Она протянула ему два письма, одного взгляда на которые хватило для того, чтобы понять, в каком смятении находился человек, писавший их: неровный почерк, многие слова сокращены или подчеркнуты несколько раз. Брейер попытался вчитаться в обведенные Лу Саломе абзацы, но не смог разобрать и пары слов и вернул ей письма.

«Я забыла, — сказала она, — насколько трудно разбирать его почерк. Давайте, я расшифрую вам одно, адресованное нам с Полем: „Пусть мои приступы мании величия или оскорбленного тщеславия вас не особенно беспокоят, и если я однажды в состоянии аффекта наложу на себя руки, переживать будет не о чем. Что для вас мои фантазии!.. Я смог трезво взглянуть на вещи, приняв — в отчаянии — огромную дозу опиума…“

Она замолчала. «Этого достаточно, чтобы понять, в каком отчаянии он пребывает. Я уже несколько недель живу в имении Поля в Баварии, так что вся моя корреспонденция приходит туда. Поль уничтожает самые жестокие письма, стараясь огородить меня от боли, так что я смогла получить только это: «Я отлучаю вас от себя, я выношу обвинительный приговор самому вашему существованию… Вы причинили вред, вы принесли зло — и не только мне, но и всем, кто любил меня: этот меч висит над вами».

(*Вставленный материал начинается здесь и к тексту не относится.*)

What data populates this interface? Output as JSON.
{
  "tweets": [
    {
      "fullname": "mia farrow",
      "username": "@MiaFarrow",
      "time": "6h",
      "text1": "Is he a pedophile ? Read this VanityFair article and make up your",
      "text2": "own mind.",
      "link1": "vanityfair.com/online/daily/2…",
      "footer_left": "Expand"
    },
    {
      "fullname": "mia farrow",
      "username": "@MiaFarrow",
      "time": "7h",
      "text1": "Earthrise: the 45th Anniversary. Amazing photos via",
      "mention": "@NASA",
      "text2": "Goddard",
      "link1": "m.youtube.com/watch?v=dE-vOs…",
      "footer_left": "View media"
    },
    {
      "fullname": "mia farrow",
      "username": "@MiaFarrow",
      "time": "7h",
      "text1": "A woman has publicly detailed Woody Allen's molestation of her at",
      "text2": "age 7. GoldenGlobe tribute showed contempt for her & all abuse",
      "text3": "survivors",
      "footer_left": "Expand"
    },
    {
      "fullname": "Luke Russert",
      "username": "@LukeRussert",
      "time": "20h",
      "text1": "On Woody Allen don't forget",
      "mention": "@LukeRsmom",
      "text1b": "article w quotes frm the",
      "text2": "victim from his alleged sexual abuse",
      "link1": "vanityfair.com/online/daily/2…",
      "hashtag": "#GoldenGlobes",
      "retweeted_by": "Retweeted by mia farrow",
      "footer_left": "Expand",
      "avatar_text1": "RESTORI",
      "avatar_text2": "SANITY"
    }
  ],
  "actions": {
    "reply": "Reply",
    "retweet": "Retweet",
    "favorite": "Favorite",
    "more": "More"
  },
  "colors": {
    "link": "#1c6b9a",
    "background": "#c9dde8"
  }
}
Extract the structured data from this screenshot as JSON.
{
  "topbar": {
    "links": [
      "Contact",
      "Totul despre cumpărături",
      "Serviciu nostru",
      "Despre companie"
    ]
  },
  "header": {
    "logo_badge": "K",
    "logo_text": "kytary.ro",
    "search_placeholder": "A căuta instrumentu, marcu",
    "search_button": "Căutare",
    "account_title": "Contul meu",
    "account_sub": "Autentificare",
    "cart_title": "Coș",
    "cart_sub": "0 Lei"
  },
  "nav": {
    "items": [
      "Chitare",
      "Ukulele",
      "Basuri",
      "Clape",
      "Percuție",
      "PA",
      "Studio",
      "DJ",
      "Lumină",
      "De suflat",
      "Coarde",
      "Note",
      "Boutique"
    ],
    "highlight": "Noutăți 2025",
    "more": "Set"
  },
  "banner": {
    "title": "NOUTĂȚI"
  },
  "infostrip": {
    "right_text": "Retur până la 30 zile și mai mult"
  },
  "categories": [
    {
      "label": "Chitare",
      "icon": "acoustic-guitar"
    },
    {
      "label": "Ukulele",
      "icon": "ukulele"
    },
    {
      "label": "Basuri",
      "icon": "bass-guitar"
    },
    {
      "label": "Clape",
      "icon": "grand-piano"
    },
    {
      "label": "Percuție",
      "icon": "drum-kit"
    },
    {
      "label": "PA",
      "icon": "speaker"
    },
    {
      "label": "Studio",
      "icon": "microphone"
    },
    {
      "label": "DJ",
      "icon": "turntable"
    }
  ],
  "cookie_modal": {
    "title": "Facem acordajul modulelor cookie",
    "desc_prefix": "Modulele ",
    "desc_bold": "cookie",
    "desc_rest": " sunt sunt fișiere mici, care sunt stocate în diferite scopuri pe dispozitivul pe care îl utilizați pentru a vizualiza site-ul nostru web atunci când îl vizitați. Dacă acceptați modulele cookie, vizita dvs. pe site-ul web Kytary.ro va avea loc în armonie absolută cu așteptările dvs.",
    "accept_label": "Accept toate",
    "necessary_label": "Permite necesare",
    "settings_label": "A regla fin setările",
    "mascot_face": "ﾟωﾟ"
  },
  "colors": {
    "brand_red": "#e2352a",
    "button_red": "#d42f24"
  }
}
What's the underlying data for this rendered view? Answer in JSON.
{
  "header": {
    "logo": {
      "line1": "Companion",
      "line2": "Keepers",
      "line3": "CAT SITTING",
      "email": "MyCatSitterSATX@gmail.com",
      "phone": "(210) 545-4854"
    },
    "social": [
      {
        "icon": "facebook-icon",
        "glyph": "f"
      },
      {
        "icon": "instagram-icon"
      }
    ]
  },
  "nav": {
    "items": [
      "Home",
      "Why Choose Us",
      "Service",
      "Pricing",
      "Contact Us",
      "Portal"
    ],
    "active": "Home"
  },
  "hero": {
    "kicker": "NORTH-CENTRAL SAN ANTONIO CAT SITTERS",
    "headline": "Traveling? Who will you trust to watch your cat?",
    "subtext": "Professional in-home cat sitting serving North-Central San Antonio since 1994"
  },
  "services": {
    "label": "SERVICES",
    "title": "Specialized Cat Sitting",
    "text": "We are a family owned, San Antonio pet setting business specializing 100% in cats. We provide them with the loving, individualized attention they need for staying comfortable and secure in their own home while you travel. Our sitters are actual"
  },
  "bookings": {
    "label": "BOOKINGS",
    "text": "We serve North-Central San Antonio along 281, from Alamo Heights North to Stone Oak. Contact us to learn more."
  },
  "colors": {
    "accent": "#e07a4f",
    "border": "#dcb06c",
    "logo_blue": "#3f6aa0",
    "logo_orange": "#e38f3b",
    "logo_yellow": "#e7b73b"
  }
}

Она посмотрела на Брейера: «Теперь, доктор, вы понимаете, почему я так настойчиво советую вам не становиться на мою сторону?»

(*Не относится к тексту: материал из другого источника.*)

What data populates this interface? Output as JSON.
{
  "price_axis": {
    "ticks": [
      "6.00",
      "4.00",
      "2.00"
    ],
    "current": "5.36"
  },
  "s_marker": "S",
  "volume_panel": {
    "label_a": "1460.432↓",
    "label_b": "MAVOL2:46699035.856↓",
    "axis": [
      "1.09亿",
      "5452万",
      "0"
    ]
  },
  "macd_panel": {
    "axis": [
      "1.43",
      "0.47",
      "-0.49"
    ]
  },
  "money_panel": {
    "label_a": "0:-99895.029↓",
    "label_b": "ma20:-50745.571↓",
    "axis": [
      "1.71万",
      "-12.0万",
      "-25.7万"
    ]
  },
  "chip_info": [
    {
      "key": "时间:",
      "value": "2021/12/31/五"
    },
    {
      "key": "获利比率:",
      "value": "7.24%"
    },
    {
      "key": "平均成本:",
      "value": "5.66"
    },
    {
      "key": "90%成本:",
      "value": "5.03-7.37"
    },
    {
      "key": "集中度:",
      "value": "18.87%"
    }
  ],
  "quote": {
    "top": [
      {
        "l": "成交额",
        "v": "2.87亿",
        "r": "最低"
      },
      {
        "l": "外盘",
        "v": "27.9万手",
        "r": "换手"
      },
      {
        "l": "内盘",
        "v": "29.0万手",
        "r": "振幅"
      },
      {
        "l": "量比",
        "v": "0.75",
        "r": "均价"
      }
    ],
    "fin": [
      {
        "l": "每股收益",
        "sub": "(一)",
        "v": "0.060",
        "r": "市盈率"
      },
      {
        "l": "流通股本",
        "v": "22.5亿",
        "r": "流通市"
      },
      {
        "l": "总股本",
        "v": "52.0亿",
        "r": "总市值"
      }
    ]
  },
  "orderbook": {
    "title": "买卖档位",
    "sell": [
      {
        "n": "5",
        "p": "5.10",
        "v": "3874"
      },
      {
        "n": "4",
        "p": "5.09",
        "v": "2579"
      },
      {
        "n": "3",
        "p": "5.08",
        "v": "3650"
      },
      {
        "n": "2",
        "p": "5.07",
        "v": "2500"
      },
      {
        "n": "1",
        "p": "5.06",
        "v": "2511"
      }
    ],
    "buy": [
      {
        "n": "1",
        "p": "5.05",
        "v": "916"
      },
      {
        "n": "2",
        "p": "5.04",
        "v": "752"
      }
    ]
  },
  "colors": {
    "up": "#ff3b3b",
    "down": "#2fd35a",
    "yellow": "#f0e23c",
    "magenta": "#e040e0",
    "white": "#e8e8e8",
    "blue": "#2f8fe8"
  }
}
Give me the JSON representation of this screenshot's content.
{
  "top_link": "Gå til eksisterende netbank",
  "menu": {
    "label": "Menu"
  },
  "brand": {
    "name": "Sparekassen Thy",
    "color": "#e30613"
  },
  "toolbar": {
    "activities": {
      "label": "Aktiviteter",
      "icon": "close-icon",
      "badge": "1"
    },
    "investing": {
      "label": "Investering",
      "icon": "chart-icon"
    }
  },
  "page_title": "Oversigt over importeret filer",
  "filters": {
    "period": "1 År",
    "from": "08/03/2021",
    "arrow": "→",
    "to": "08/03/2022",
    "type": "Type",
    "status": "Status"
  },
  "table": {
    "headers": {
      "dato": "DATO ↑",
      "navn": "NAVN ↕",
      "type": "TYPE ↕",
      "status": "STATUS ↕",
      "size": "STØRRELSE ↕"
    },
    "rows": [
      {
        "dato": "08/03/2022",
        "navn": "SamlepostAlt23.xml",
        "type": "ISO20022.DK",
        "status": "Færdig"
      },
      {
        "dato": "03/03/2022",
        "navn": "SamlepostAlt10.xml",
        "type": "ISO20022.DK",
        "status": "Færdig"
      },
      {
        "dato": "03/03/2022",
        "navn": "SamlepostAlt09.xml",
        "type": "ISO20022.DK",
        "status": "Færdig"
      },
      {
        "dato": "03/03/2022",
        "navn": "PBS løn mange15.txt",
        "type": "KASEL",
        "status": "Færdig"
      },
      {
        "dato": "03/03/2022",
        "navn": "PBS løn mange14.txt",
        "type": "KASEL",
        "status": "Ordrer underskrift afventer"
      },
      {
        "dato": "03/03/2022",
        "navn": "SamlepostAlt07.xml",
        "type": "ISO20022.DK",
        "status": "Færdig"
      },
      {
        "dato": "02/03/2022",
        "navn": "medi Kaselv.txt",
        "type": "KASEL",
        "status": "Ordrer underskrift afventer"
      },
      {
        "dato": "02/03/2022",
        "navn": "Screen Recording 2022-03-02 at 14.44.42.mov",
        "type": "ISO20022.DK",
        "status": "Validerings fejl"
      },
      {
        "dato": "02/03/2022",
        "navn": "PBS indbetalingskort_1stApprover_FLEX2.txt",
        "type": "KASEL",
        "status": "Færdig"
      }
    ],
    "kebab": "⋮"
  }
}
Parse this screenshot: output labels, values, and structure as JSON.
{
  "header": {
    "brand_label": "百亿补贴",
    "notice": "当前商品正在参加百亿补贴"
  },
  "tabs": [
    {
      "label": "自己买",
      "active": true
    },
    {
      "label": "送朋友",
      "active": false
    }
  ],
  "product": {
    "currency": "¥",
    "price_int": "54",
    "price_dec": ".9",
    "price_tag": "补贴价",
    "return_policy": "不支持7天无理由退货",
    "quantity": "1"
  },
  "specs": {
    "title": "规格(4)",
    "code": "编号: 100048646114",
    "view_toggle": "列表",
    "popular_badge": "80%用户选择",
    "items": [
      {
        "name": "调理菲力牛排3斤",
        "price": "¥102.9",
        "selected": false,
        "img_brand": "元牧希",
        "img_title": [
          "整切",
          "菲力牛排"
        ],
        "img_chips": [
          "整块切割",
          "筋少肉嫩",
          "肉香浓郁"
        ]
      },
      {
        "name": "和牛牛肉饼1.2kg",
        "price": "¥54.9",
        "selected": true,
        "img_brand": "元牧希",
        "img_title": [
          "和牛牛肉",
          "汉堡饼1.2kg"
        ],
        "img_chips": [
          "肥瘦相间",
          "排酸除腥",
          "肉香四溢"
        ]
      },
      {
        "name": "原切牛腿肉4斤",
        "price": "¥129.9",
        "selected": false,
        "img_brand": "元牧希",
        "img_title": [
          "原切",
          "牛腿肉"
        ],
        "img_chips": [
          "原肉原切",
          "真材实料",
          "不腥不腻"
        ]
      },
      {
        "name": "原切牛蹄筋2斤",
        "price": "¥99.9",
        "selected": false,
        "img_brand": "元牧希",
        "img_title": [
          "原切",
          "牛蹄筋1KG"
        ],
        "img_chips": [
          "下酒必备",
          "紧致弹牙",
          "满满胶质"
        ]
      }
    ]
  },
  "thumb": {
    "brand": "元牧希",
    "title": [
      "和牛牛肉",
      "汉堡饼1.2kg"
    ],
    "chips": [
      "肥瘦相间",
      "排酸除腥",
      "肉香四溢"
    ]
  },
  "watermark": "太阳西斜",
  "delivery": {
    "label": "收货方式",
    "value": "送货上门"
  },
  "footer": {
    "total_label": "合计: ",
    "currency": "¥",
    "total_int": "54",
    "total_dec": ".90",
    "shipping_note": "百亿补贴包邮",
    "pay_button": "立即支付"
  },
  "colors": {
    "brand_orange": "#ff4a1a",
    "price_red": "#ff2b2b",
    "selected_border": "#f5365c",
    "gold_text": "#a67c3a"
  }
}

Брейер глубоко вдохнул дым своей сигары. Лу Саломе заинтриговала его, он был увлечен трагической историей, рассказанной ею, но сомнения не отступали. Разумно ли было с его стороны ввязываться в это? В эти джунгли? Какие примитивные и мощные взаимоотношения: дьявольская троица, разрушенная дружба Ницше и Поля, тесная связь Ницше с сестрой. И злоба, царящая между ней и Лу Саломе. «Я должен приложить все усилия, — сказал он себе, — чтобы не оказаться на линии огня». Самую разрушительную силу, несомненно, несла в себе отчаянная любовь Ницше к Лу Саломе, теперь превратившаяся в ненависть. Но пути назад не было. Он связал себя обязательствами своим беспечным заявлением в Венеции: «Я никогда не отказываю больному в помощи».

Он повернулся к Лу Саломе: «Эти письма помогли мне понять вашу тревогу, фройлен Саломе. Я разделяю вашу обеспокоенность состоянием вашего друга: его непоколебимость внушает опасения, нельзя исключать вероятность самоубийства. Но ведь теперь вы вряд ли обладаете влиянием на профессора Ницше — как же вы сможете убедить его обратиться ко мне?»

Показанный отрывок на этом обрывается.